The draft night plan

One week till draft night - never too early to put out RamView's draft priorities.

Preferences at #10:
1. First and foremost, don't trade up. I don't see any need worth the draft pick expense in a year they're already short draft picks because they overpaid for Mark Barron.
2. Marcus Mariota or Jameis Winston if either drops. Note to Les Snead: that would be a "quarterback of the future" opportunity, since you've apparently never heard of one. I have little doubt Tampa will draft one of the two, and little doubt that it's Winston.
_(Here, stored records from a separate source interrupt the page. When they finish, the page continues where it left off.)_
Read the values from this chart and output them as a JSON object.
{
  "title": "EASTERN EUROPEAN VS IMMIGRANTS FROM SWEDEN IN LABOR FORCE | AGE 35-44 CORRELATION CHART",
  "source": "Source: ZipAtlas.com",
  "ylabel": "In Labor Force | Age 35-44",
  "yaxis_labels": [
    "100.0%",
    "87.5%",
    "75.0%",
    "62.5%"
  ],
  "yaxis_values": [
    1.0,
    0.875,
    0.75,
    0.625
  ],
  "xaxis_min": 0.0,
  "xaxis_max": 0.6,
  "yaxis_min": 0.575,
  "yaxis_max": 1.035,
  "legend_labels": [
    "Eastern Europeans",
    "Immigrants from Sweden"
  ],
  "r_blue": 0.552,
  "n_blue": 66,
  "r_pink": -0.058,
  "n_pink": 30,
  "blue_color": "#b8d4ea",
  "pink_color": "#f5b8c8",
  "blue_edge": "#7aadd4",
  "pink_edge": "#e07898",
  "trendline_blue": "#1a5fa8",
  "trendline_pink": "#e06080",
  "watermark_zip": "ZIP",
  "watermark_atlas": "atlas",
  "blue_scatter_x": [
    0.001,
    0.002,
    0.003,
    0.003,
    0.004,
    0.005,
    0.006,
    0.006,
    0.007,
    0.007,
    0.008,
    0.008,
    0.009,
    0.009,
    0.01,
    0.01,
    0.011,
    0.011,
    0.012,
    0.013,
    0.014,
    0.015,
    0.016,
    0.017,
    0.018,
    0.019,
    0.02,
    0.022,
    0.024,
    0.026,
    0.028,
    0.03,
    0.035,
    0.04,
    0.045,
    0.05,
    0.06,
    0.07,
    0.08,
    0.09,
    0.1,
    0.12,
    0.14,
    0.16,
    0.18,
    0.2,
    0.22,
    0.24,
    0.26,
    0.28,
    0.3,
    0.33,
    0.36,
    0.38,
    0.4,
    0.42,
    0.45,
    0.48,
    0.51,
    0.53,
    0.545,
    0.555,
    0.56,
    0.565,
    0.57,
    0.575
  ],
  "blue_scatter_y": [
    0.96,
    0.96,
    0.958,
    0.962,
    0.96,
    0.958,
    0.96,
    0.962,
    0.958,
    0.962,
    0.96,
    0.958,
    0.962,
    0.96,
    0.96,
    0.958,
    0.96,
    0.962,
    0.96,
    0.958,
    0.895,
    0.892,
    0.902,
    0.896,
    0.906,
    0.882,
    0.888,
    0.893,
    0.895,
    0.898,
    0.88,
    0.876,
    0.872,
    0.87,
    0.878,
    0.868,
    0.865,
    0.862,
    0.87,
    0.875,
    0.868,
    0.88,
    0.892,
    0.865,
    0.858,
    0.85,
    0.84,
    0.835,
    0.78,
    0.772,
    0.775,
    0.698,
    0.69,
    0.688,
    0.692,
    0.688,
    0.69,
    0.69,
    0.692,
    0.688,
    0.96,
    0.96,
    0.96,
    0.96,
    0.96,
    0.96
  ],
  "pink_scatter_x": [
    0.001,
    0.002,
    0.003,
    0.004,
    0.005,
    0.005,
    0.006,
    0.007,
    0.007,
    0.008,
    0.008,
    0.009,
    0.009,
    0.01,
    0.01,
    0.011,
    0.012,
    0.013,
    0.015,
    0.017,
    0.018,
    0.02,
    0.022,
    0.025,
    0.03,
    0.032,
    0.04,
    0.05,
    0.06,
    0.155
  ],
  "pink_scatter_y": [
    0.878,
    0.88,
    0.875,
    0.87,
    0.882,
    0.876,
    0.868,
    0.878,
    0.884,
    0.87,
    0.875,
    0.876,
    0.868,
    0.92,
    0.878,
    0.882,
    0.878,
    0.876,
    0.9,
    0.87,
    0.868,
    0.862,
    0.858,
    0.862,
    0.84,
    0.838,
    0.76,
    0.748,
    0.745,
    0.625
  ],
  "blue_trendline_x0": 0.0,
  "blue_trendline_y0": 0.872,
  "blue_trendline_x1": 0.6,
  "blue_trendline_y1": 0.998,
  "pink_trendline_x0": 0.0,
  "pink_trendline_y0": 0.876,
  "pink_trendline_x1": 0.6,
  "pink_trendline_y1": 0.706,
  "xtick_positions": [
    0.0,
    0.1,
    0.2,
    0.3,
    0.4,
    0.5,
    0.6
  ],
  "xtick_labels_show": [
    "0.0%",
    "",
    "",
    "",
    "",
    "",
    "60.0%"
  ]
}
Tennessee, Washington, the Jets and even Chicago all have reasonably logical interest in a QB, and Cleveland is a prime candidate to trade up. I don't know who'll take Mariota, but he seems doubtful to get to #10. Just noting here that he shouldn't fall past it. I would have taken either had the Rams kept Sam Bradford; Nick Foles, (also) in his walk year, doesn't change my mind any.
3. Amari Cooper or Kevin White. Oakland is a strong candidate to take one. Many mock drafts have the other going to Chicago. If either falls to 10, the Rams have absolutely no excuse not to take him, even having signed Kenny Britt. Britt is not as effective as a big slot receiver as Cooper would be, and he's not the deep threat either Cooper or White would be. Thanks to last year's injury, we still have little idea what the Rams have in Brian Quick, though he looks promising. Cooper or White would give the Rams a legitimate deep threat and a quality big receiver who can play in the slot, allowing Frank Cignetti to really mix up his pass packages, going small with Tavon Austin and Stedman Bailey and going large with Quick and the rookie, especially in the red zone.
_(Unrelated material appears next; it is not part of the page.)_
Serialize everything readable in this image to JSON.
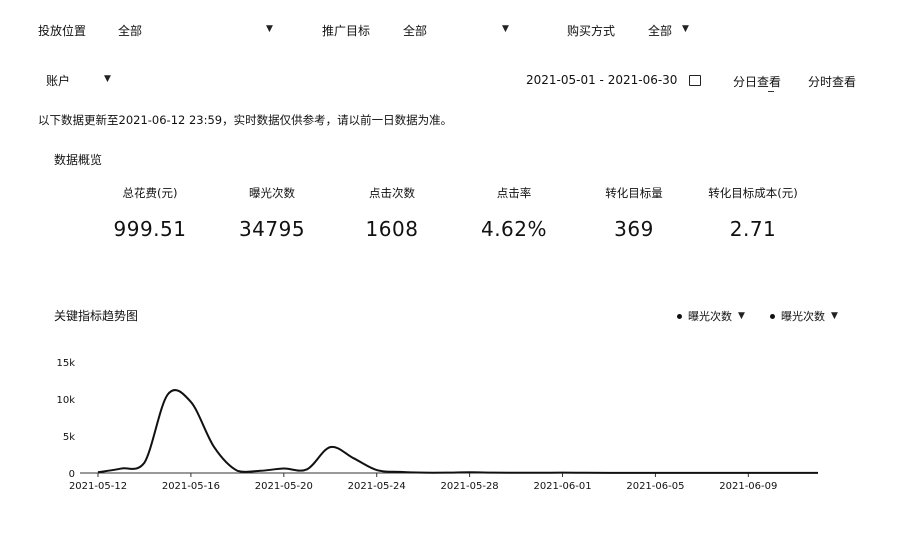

4. Trade down. The Rams aren't so deep that they can complacently disregard the idea of accumulating picks. Heck, they're short next weekend because of the Barron trade anyway. They need three starting offensive linemen, probably depth at tackle beyond that, at least one quality receiver and a developmental QB. Plus, with next year's free agency in mind, defensive line depth and cornerback depth are on the shopping list, not like their bungling secondary exactly needs to get younger. A lot of folks say the Rams need to take quality over quantity, meaning don't trade down. I don't think their roster has the quality to make quantity a luxury.
5. Offensive line. Keeping in mind that preferences 1 thru 3 are very unlikely, Brandon Scherff and Andrus Peat would represent decent value at #10. I'm ignoring the scent of Jason Smith about Peat and saying he's my guy. Unlike Scherff, Peat's an NFL-ready tackle from day 1 and has a clean injury record. Unlike Jason Smith, Peat will enter the pros with experience in an actual pro-style offense. Scherff and La'el Collins sound like excellent fits, and the Rams were seconds from drafting Zack Martin from a similar draft position last year, so neither of them will be a surprise at all. But they need a true tackle, and you can get quality guards later in the draft.
6. Slap Jeff Fisher, because in this scenario, he'd be ignoring offensive line to take a defensive player who wouldn't even have a starting spot.

It won't bother me if the Rams use every pick on offensive linemen next weekend. Two of their first three picks could be and probably should be o-line. They've obviously worked out some QBs, the top WRs and some front-seven players on defense as well, but I wouldn't break up the big ugly train unless an outstanding value lands in their lap. Which has been known to happen on draft night.